Nous avons l'impression qu'ils nous ont traînés pendant des années pour essayer de nous fatiguer.
Mais nous ne sommes pas fatigués, dit-il avec un soupçon de sourire.
Et s'ils ne nous donnent pas une réponse, nous continuerons.
Pour nous, nos enfants sont encore en vie jusqu'à ce que nous voyions une preuve du contraire.Les manifestants assombris – leurs pieds mouillés mais leur résolution intacte – atteignent leur destination finale, la place principale de Mexico, le Zócalo.
Les victimes, les parents les plus touchés par les terribles événements d'il y a dix ans, marchent sur une scène pour s'adresser à la foule.
Derrière eux, le Palais National, siège du Mexique, est coupé d'un anneau d'acier.
Tandis que les orateurs de gauche enflammés prononcent des discours sur la place des 43 dans une lutte plus large entre les pauvres indigènes et l'État mexicain, les barricades représentent plus qu'une simple clôture.

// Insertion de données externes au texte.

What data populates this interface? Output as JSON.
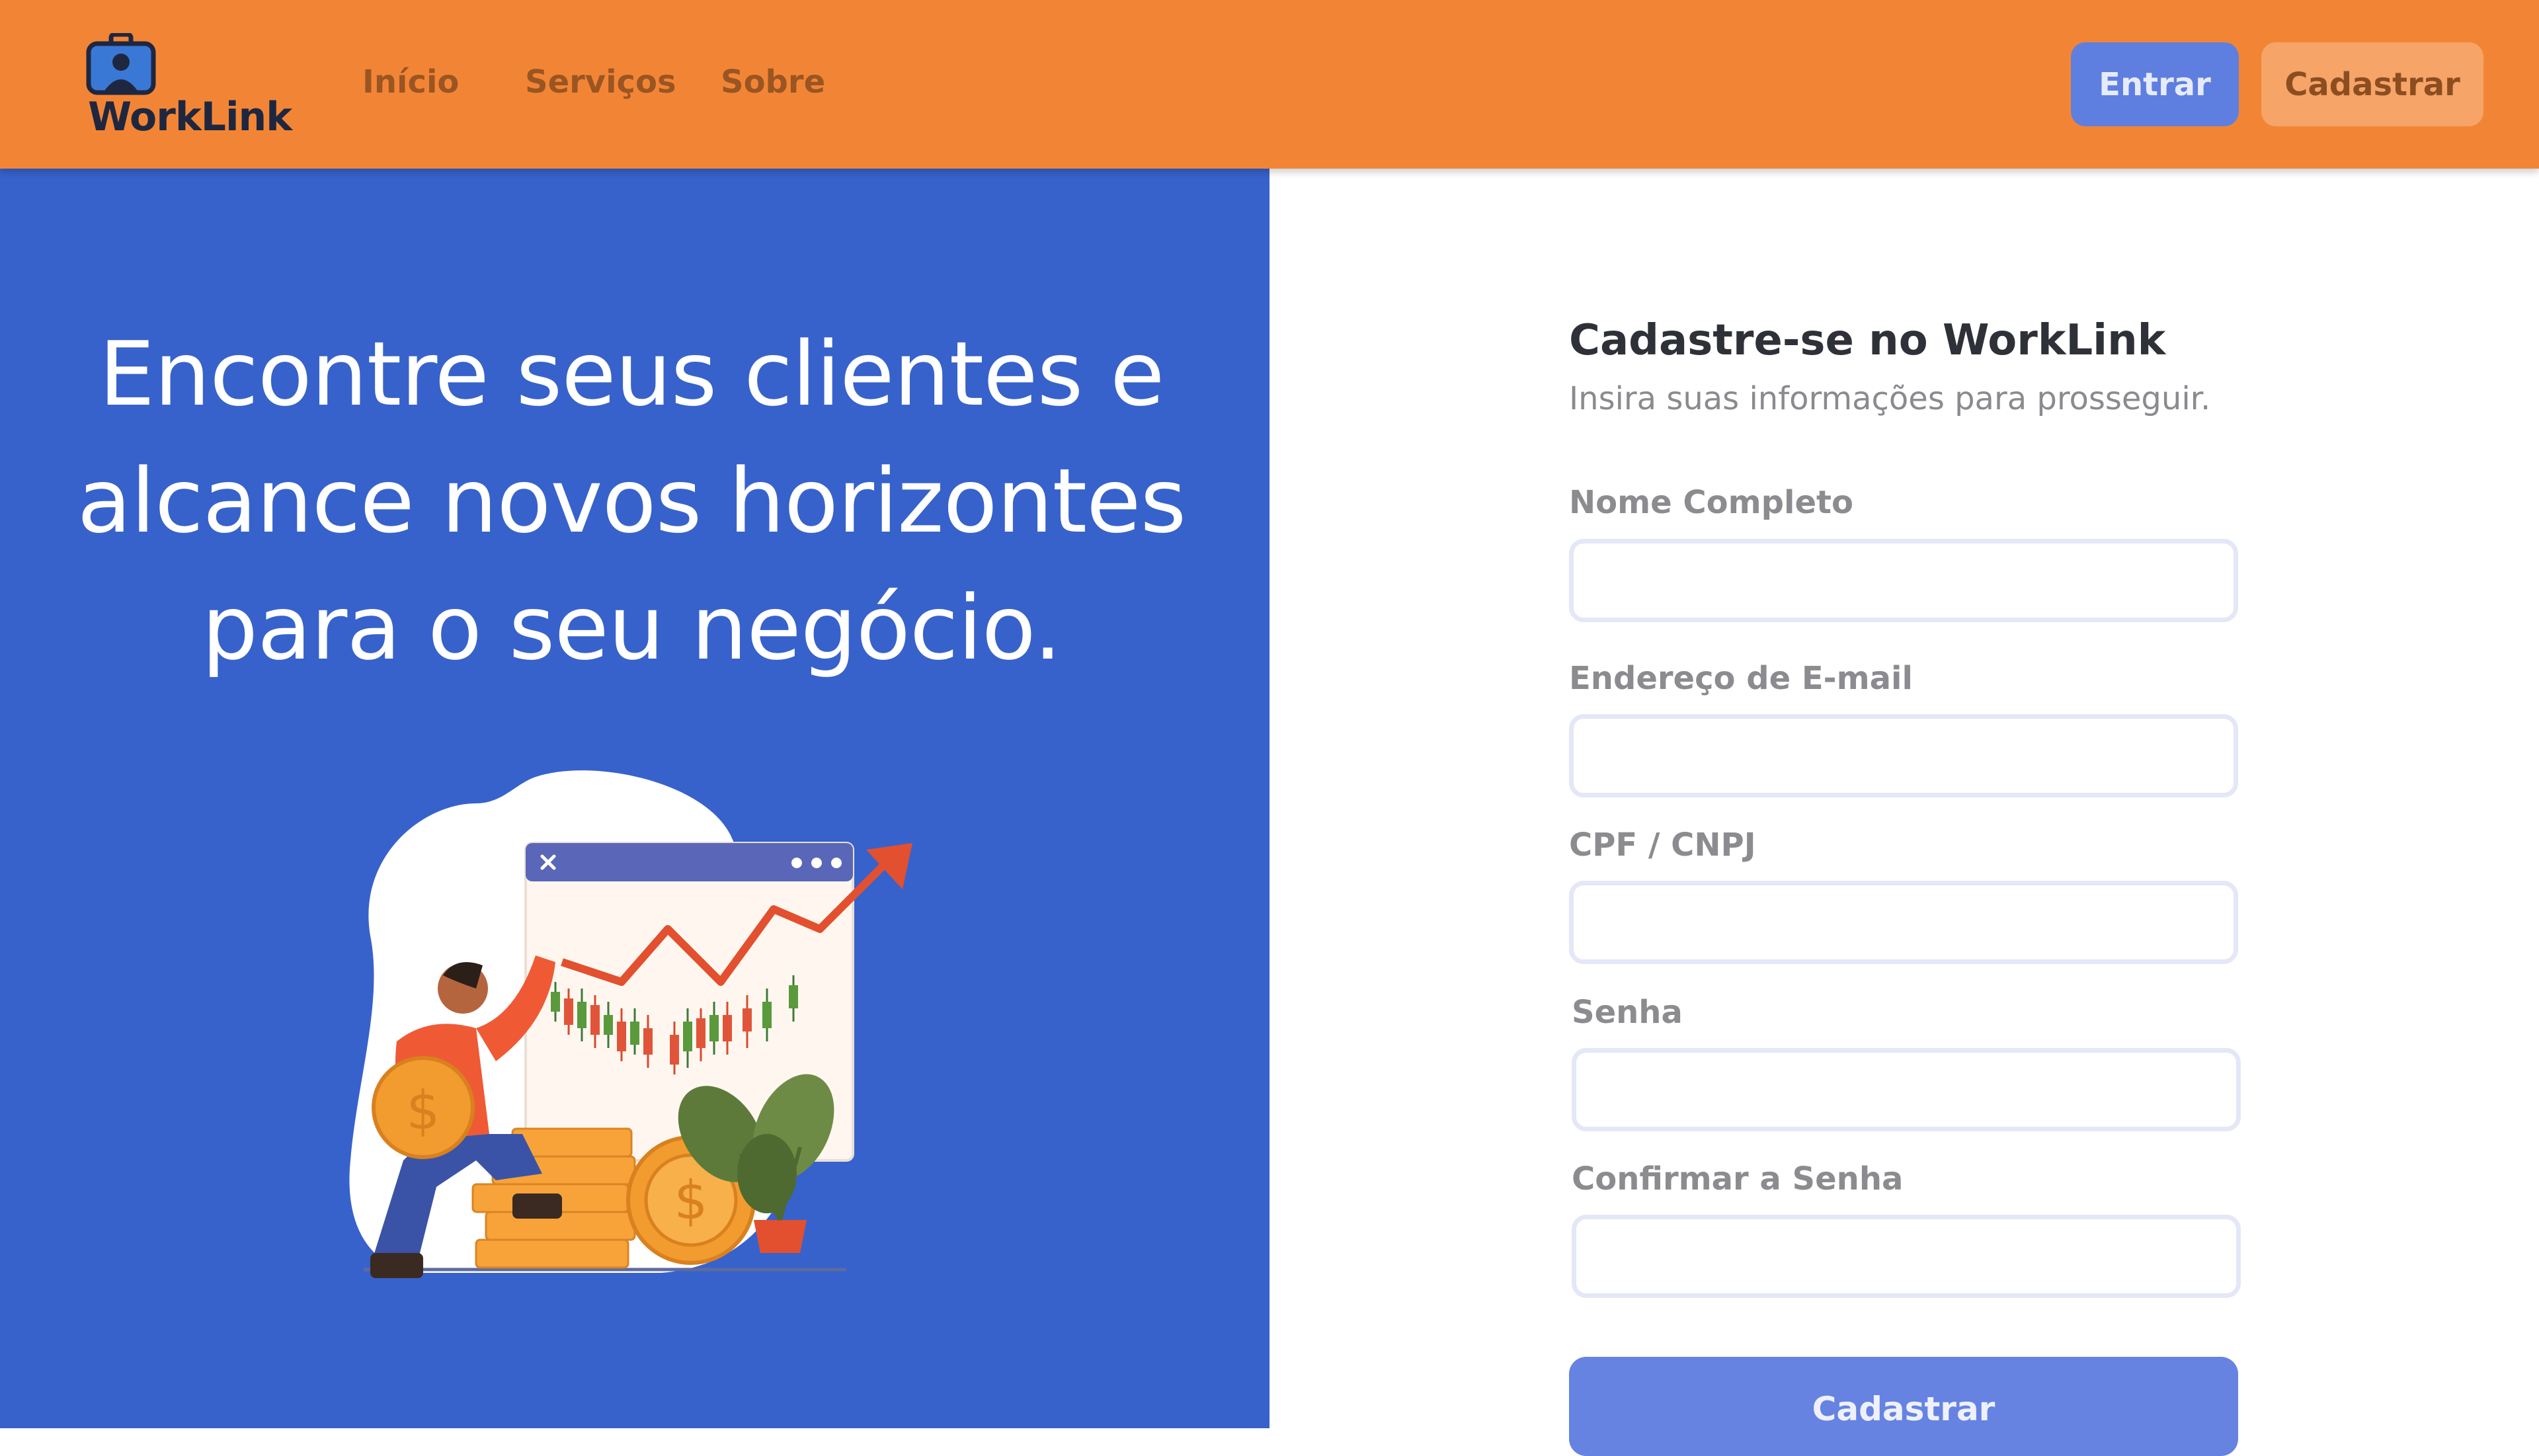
{
  "brand": {
    "name": "WorkLink"
  },
  "nav": {
    "links": [
      {
        "label": "Início"
      },
      {
        "label": "Serviços"
      },
      {
        "label": "Sobre"
      }
    ]
  },
  "auth": {
    "login_label": "Entrar",
    "signup_label": "Cadastrar"
  },
  "hero": {
    "lines": [
      "Encontre seus clientes e",
      "alcance novos horizontes",
      "para o seu negócio."
    ]
  },
  "form": {
    "title": "Cadastre-se no WorkLink",
    "subtitle": "Insira suas informações para prosseguir.",
    "fields": [
      {
        "label": "Nome Completo",
        "value": ""
      },
      {
        "label": "Endereço de E-mail",
        "value": ""
      },
      {
        "label": "CPF / CNPJ",
        "value": ""
      },
      {
        "label": "Senha",
        "value": ""
      },
      {
        "label": "Confirmar a Senha",
        "value": ""
      }
    ],
    "submit_label": "Cadastrar"
  },
  "colors": {
    "header_bg": "#f28535",
    "hero_bg": "#3762cc",
    "primary_button": "#5f7fe0",
    "secondary_button": "#f6a467",
    "submit_button": "#6683e2"
  },
  "icons": {
    "logo": "briefcase-person-icon",
    "chart_close": "close-icon",
    "chart_menu": "more-dots-icon"
  }
}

Ils sont une autre sorte de barrière entre le gouvernement mexicain, dirigé par un président qui a promis d'aller au fond de ce qui s'est passé cette nuit-là, et les familles.
Un, 2, 3, 4 : les parents comptent à voix haute, jusqu'à ce qu'ils atteignent 43, un nombre maintenant synonyme au Mexique avec l'une des pires violations des droits de l'homme dans son histoire moderne.
Vivant ils les ont pris, vivants nous voulons qu'ils reviennent, ils crient une fois de plus dans la nuit pluvieuse.